Passa um carro a vender CD pirata – sobretudo de arrocha, um ritmo criado na Bahia, que “faz o maior sucesso”, com “letras apaixonadas”. Depois passamos pelas bancas dos vendedores, que colam um sem-fim de coisas na parede, adornos como fotografias ou recortes de jornais, frases, dizeres, preces religiosas, cartazes, calendários, mulheres nuas. “Na parede de uma loja, de uma casa, está o espírito de uma pessoa”, observa Adenor ao passar pelas bancas. “Você vê ali o time de futebol e a foto de um grupo de rock. Outro aqui [aponta]: ‘o amor sempre dá um jeito’. Isso aí é o espírito da pessoa.”

Criada nos anos 1960, na Cidade Baixa, a Feira de São Joaquim recebe produtos de várias cidades da zona; na área reformulada, a feira é bastante mais “arrumada” e limpa. “Essa parte é aparentemente organizada, mas não tem nada a ver com o mistério [da zona antiga]”, comenta Adenor quando chegamos à outra ala. “Tem muitos comerciantes aqui que estão quase desistindo, porque com esta mudança perdeu a poesia, o lugar, o costume.”

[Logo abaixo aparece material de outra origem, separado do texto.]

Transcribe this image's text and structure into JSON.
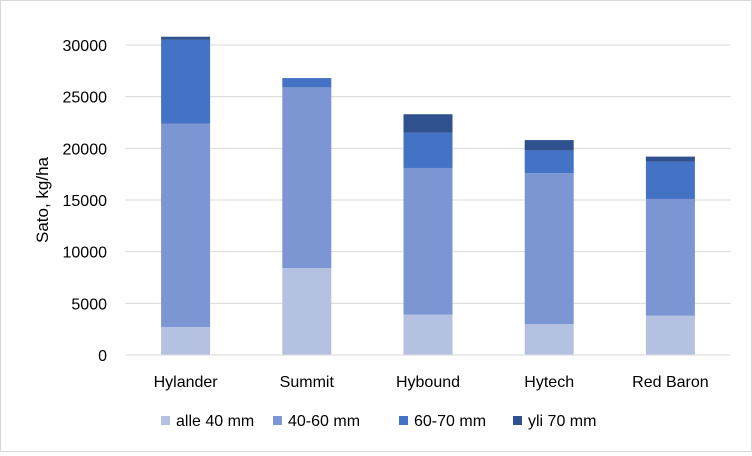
{
  "chart_data": {
    "type": "bar",
    "stacked": true,
    "title": "",
    "xlabel": "",
    "ylabel": "Sato, kg/ha",
    "ylim": [
      0,
      30000
    ],
    "yticks": [
      0,
      5000,
      10000,
      15000,
      20000,
      25000,
      30000
    ],
    "grid": true,
    "legend_position": "bottom",
    "categories": [
      "Hylander",
      "Summit",
      "Hybound",
      "Hytech",
      "Red Baron"
    ],
    "series": [
      {
        "name": "alle 40 mm",
        "color": "#b4c1e1",
        "values": [
          2700,
          8400,
          3900,
          3000,
          3800
        ]
      },
      {
        "name": "40-60 mm",
        "color": "#7b96d2",
        "values": [
          19700,
          17500,
          14200,
          14600,
          11300
        ]
      },
      {
        "name": "60-70 mm",
        "color": "#4472c4",
        "values": [
          8100,
          900,
          3400,
          2200,
          3600
        ]
      },
      {
        "name": "yli 70 mm",
        "color": "#2f528f",
        "values": [
          300,
          0,
          1800,
          1000,
          500
        ]
      }
    ]
  }
}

Estamos agora em frente aos animais arrumados em gaiolas – galinhas, cordeiros – usados no ritual de sacrifício do candomblé. “Pode ser galinha, frango, pato, bode. Isso faz parte.” Polémico? “Preferia comer um animal sacrificado assim do que um frango que não sei como foi tratado, nem como foi morto [no final do ritual do candomblé o animal é servido, diz]”.

As duas vidas de Adenor
Este é um lugar a que Adenor regressa muitas vezes para fotografar, ele que tem andado pela Bahia em busca de tradições – festas populares, mulheres, objectos, lugares. Gostaria de um dia fazer um trabalho com os carregadores da feira, só retratos. “O que daria em troca? Arranjaria um patrocínio para farda nova, disponibilizava um barbeiro para fazer o cabelo ou a barba se ele quisesse.”

É um princípio do seu trabalho, tentar retribuir algo a quem fotografa. “É uma troca. Acho que é uma obrigação, se alguém me proporciona alguma coisa tenho obrigação de, se possível, retribuir. Tenho contrato com grupos em que posso usar as fotos que eu quiser, mas se comercializar tenho que passar 25%.”

Adenor Gondim tem “duas vidas” – uma mais institucional, na qual trabalha para a função pública, e outra em que desenvolve projectos próprios. É formado em Biologia. Houve uma altura – durante uns oito anos – em que esteve afastado da área. Não gostou da relação que se estabelecia com quem contratava – “normalmente o fotógrafo era submisso e o cara autoritário”.

Depois, em 1980, decidiu então dedicar-se à fotografia. “Em Salvador, quem se envolvia com fotografia como hobby começava a fotografar a miséria, as áreas periféricas da cidade. Era um atractivo de conteúdo, não estético. Salvador era uma cidade mágica, surpreendente.” Já ele descreve o seu universo como estando na zona entre classe baixa e média. “Quem cria o folclore, as festas, é o povo”, justifica.

Ele interessa-se por fotografar as tradições e grupos como a Irmandade da Boa Morte (confraria religiosa afro-católica brasileira mantida por mulheres, em Cachoeira), o Nego Fugido (teatro de rua popular), as Caretas de Acupe, coisas que trazem “uma história”. “Eu vejo o seguinte: a grandiosidade de uma pessoa pegar três pedaços de pano e se vestir como um rei, e quando incorpora aquilo ele é um rei. Então o que interessa é o lado lúdico e da maior dignidade que a pessoa pode ter.”